A book I did not purchase at MacLeod’s last week was Vancouver Art Gallery Senior Curator Ian Thom’s Challenging Traditions: Contemporary First Nations Art of the Northwest Coast (2009), published by Douglas & MacIntyre.
Like many books published at a time when book news is increasingly rare (at least through traditional media), I was not aware of Challenging Traditions until I saw it at the VAG gift shop. A quick flip-through revealed the usual names and practices, as well as some surprises – the biggest being an omission.
Absent from Challenging Traditions is the work of Vancouver-based Dunne-za artist Brian Jungen, one of the best-known and most innovative younger artists working out of Vancouver today. That “innovation,” along with “technical accomplishment” and a “clearly developed style of their own,” are touchstones for inclusion does not, according to Thom’s “Preface”, apply to Jungen, whom he feels is “more inflected by conceptual and environmental concerns than aesthetic languages of his ancestry.”
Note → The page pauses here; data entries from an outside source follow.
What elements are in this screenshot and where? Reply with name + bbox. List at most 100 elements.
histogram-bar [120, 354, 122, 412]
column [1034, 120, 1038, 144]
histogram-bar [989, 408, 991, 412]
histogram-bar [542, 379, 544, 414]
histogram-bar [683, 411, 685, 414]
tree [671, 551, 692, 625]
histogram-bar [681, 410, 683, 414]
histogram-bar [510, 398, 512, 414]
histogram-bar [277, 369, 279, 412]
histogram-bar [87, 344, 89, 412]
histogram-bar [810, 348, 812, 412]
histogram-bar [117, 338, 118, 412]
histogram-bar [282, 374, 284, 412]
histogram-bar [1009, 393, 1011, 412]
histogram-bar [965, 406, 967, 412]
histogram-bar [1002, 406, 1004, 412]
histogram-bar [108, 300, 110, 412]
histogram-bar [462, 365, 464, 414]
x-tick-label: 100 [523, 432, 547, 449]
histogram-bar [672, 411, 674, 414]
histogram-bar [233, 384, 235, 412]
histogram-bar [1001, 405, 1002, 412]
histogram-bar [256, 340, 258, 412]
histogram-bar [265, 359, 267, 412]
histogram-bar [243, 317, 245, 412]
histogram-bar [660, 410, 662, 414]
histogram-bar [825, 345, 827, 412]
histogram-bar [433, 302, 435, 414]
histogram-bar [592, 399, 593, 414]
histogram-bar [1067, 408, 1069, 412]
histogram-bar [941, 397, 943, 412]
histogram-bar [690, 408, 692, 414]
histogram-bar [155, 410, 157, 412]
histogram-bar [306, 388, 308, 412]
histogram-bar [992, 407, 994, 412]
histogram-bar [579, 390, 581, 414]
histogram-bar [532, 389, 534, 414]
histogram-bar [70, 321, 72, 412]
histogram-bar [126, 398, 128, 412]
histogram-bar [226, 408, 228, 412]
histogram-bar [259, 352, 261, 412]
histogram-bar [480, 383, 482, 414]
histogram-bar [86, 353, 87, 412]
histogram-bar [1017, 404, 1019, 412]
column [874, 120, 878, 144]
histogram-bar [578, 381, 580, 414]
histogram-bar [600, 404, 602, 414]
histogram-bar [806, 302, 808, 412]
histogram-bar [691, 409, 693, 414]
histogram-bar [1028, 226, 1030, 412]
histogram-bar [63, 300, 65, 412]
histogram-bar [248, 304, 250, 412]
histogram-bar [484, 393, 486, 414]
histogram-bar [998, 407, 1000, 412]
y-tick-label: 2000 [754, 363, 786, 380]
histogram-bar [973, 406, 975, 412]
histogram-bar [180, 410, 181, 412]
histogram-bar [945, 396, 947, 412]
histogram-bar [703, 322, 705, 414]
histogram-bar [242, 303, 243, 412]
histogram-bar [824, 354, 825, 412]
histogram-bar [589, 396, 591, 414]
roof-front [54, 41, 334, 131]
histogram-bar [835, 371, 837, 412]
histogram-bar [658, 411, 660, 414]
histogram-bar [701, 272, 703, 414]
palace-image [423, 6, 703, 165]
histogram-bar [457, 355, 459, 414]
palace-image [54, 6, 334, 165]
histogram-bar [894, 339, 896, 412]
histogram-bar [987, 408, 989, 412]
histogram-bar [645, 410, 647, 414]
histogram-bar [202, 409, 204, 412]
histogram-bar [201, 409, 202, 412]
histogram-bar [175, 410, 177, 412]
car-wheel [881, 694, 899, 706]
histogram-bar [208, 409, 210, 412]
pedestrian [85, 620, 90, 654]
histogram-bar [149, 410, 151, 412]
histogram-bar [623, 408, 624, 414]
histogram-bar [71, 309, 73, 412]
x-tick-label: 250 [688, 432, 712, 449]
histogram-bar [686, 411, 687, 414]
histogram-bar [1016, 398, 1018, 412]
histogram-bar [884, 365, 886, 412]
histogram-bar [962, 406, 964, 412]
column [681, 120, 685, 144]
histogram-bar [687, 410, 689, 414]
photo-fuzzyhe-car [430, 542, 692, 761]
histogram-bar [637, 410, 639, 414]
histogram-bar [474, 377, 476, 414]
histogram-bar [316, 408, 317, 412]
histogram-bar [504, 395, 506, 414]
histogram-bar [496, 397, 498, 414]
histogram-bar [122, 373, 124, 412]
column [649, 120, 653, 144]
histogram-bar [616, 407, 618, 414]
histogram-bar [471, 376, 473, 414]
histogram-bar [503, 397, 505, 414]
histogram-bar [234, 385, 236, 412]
What a strange claim. From Jungen’s masterful inversion of Nike trainers into Kwakwaka’wakw masks to his whale skeletons made of blow-moulded plastic chairs, Jungen fulfills these criteria, and more. But if not, why then does Thom not devote a section of his book to elaborate his argument? I would much rather read that than have to endure Sonny Assu’s literalist re-inscriptions of the Coca Cola logo into “Coast Salish” -- especially in the wake of the cease and desist order issued by Starbuck’s against the Haida Gwaii-based coffee merchant, Haidabucks. What is Assu adding to the conversation that has not already been enacted through litigation’s theatre?
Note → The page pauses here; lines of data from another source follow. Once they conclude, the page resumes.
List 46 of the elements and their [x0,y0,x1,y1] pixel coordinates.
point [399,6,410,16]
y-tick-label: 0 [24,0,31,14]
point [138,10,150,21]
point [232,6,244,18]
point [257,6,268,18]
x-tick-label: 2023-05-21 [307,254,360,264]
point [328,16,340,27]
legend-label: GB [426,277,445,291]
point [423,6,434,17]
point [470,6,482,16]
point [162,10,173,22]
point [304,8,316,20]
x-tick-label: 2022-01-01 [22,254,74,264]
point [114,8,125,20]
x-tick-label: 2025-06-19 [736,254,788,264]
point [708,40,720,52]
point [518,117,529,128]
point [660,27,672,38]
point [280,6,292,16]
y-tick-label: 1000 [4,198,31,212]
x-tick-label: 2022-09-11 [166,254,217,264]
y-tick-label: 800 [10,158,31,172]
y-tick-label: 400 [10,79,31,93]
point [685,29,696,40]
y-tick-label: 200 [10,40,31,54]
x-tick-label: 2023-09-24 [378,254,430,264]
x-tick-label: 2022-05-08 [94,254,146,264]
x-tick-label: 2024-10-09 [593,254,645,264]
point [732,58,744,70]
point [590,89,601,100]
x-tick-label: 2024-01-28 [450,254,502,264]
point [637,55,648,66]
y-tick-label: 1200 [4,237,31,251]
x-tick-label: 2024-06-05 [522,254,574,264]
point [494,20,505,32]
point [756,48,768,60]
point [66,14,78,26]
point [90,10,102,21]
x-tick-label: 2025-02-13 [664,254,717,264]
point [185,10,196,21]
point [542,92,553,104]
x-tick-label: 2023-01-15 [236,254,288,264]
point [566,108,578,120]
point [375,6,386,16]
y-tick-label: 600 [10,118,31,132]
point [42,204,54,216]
But what is most disturbing, at least to my mind, is reading Thom’s exclusion in relation to Doris Shadbolt’s historic proposition: that art made by First Nations artists today be seen as contemporary art. For Shadbolt, Jungen must have been the artist she was waiting for when conceptualizing her 1967 Arts of the Raven exhibition, an artist that drew from, and reflected, both local and international histories. To exclude Jungen because he is in dialogue with – and making material of – Western art history not only diminishes the relevance of Challenging Traditions but the work of those included, such as Coast Salish artist Lawrence Paul Yuxweluptun, who, through his deliberately modernist extrapolation of the ovoid, brought depth to a painting practice that was, by the mid-1990s, on the verge of pasteurization.
Of course I say all this without citing another of the book's exclusions, Rebecca Belmore, an Anishinabe performance-based artist who has been living and working out of Vancouver for the past ten years. Unlike Jungen, she goes unmentioned.